Уже в самый первый день работы на заводе я узнал, что, когда пластмассовая оболочка провода рвется, подача электричества сразу прекращается и станок останавливается. Станкам ведь все равно. Плевать им на то, что из-за них вся жизнь человека может под откос пойти.
Розетт работала за моим станком. Дело было в полчетвертого утра. Полчетвертого утра – это такое время, когда уже начинаешь сходить с ума.
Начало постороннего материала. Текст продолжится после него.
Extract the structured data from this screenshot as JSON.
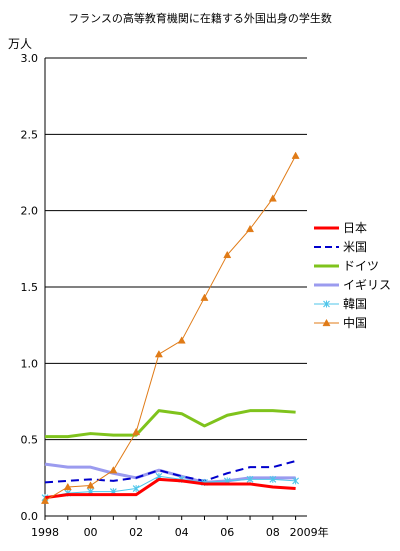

Потому что тебе кажется, что смена никогда не кончится. За какие-нибудь полминуты ты успеваешь взглянуть на часы раз десять. Сначала посмотришь на часы, потом на окошки в потолке – а вдруг уже светать начинает? – потом снова на часы, и так по многу раз. Но рассвет все никак не наступает, а стрелка на часах как будто застыла. Так что тебе начинает казаться, что время остановилось и что Бог ушел спать, забыв сказать Своему помощнику, чтобы тот перевел стрелку.
Если бы, например, кто-нибудь пришел к нам в цех часа эдак в два или три и предложил бы нам подписать бумагу, что мы согласны проспать целый год без перерыва, мы бы, наверное, к нему сразу в очередь выстроились. Только чтобы расписаться. Но вот в полчетвертого… В полчетвертого – после того, что произошло с Розетт, – у нас в цеху никто уже спать не мог. Как только это время приближалось, воздух в цеху как будто наэлектризовывался, все моментально просыпались и поворачивали головы в мою сторону. Как будто каждую ночь устраивали по Розетт поминки. Хотя она и не умерла.
Как и все в этот час, я тоже стоял и думал про Розетт, и мне в голову лезли тысячи разных мыслей. Мне хотелось прекратить этот проклятый грохот станков. Хотелось взять топор и изрубить их к чертовой матери на куски.
Это случилось в четверг. Розетт стояла на том же самом месте, где потом стоял и я, и подталкивала руками бегущий провод. Все говорили, что руки у нее были замечательные – сразу чувствовали, где провод слишком тонкий, а где он, наоборот, толще нормы на четверть миллиметра, – и, видимо, в какой-то момент она тоже взглянула на окошки в потолке, чтобы проверить, не начинается ли рассвет. Но тут ее длинные волосы зацепились за шестеренку и их стало затягивать внутрь. Как будто они тоже провода. А станок – он за пять секунд протаскивает тридцать сантиметров; и если в него попадает какой-то предмет, то прежде чем вылезти с другой стороны, он проходит через мясорубку шестеренок. Станку ведь все равно, что жрать – провода или волосы. В общем, тащил он ее так за волосы тащил – и в конце концов она ударилась об него головой.
Когда во время перерыва мы шли пить кофе, в разговорах снова и снова всплывала одна и та же тема: почему никто не подбежал и не выключил станок? И каждый раз, как об этом заходила речь, все начинали возмущаться:
– Вот если бы нас не заставляли стоять друг к другу спинами, как каких-то роботов, так что мы даже не можем поглядеть друг другу в глаза, кто-нибудь ее обязательно бы да увидел. А так? Разве в этом грохоте что-нибудь услышишь?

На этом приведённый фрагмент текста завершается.